1) Hiring Too Quickly
Being too hasty to hire new staff can lead to a lot of complications in the future. It is better to take a while to find the perfect candidate and maybe have a higher workload in the process than to hire someone who doesn’t meet the standards you know you should be holding them to.
The people you hire will be responsible for important aspects of your business that you will only want to entrust to those you know will do a great job, not to those you will have to worry about and micro-manage to keep them on track.
2) Not Delegating
Delegation can be a difficult skill to master, but it’s critically important to the success of your small business that you do your best to do just that. The more you embrace delegation and avoid trying to handle too many tasks on your own, the more efficient your business processes will be. Delegation is the way to growth and opening you up to discovering new opportunities as the leader of your business.
3) Not Being A Good Listener
Be dear to your staff that you are open to meeting with them at any time. When they know you will actually listen to their concerns and ideas, they will feel more fulfilled and respected in their work. By listening to what individual members of your staff have to say, you will also learn about what motivates them to perform well and feel excited about their work, and in turn, be able to make better management decisions going forward while having a happier team in the process.
4) Avoiding Giving Feedback
In the same way you are open to listening to your employees, they should also be open to any feedback you have to give them about their work performance.

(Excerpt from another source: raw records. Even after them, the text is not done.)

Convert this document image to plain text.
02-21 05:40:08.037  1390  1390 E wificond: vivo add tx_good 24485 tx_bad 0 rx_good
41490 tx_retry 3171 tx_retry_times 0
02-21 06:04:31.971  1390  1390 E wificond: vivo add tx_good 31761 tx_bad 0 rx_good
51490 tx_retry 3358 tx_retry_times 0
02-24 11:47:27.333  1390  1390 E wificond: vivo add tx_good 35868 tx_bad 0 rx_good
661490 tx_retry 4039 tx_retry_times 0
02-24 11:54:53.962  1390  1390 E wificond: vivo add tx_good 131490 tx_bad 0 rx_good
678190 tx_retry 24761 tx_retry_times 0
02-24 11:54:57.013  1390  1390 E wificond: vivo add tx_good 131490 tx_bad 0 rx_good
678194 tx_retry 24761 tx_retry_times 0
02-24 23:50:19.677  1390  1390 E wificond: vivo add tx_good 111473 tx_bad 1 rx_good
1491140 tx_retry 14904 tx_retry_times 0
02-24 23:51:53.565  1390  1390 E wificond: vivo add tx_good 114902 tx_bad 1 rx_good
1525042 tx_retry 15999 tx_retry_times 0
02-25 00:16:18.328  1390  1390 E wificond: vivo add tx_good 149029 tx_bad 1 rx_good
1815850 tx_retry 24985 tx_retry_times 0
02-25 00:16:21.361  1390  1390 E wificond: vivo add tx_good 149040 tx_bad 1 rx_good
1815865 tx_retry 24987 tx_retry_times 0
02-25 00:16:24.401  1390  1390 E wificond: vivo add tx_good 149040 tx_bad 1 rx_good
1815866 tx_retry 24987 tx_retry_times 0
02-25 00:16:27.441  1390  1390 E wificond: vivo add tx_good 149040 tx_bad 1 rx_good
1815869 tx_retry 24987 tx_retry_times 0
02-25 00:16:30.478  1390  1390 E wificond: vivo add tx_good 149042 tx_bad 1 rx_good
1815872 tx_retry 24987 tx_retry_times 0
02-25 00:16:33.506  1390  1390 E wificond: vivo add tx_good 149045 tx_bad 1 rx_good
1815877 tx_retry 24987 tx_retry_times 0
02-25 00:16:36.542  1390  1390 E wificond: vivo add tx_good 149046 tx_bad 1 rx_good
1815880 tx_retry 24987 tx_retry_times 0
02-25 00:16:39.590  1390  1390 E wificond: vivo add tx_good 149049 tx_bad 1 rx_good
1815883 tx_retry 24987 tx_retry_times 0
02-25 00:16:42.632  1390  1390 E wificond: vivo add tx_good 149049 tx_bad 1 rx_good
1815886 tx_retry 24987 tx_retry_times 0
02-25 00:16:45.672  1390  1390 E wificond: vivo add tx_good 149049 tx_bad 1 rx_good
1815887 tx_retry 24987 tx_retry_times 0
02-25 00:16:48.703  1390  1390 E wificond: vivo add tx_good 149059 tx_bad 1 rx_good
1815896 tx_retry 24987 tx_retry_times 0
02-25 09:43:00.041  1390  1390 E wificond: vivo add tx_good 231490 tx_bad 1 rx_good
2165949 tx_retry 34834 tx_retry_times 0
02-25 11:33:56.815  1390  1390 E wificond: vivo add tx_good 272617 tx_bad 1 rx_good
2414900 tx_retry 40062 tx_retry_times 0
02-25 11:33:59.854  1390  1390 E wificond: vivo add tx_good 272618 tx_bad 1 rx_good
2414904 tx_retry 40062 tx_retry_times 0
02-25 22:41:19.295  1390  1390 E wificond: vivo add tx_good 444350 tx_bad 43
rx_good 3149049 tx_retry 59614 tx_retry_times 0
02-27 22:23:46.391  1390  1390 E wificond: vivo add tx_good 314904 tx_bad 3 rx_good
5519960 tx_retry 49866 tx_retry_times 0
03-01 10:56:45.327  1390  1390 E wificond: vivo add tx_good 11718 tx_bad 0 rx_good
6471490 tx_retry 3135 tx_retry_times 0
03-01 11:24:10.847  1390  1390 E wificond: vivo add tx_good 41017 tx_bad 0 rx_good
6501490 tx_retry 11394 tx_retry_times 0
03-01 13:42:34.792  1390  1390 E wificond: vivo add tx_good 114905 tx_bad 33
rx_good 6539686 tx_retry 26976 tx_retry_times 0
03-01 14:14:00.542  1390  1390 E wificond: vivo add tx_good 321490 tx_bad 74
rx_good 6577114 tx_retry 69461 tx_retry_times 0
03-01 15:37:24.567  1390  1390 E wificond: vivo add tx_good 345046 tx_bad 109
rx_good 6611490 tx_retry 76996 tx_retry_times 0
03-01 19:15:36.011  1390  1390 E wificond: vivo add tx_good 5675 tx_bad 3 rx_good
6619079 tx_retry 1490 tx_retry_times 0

Many small business owners and managers have a hard time giving feedback to their employees, as the nature of the staff of a small business is typically quite close and personal. With that being said, even feedback that is critical of a staff member can be presented in a way that is honest, helpful and comfortable for everyone involved. It’s in this way that open and respectful dialogue can make giving feedback to employees something that greatly benefits your business.
Avoiding these common mistakes will go a long way when it comes to growing your small business. By not being afraid to delegate, listening to your staff, being patient with your hiring and embracing giving feedback, your business will be well prepared for any challenges and continue to grow for years to come.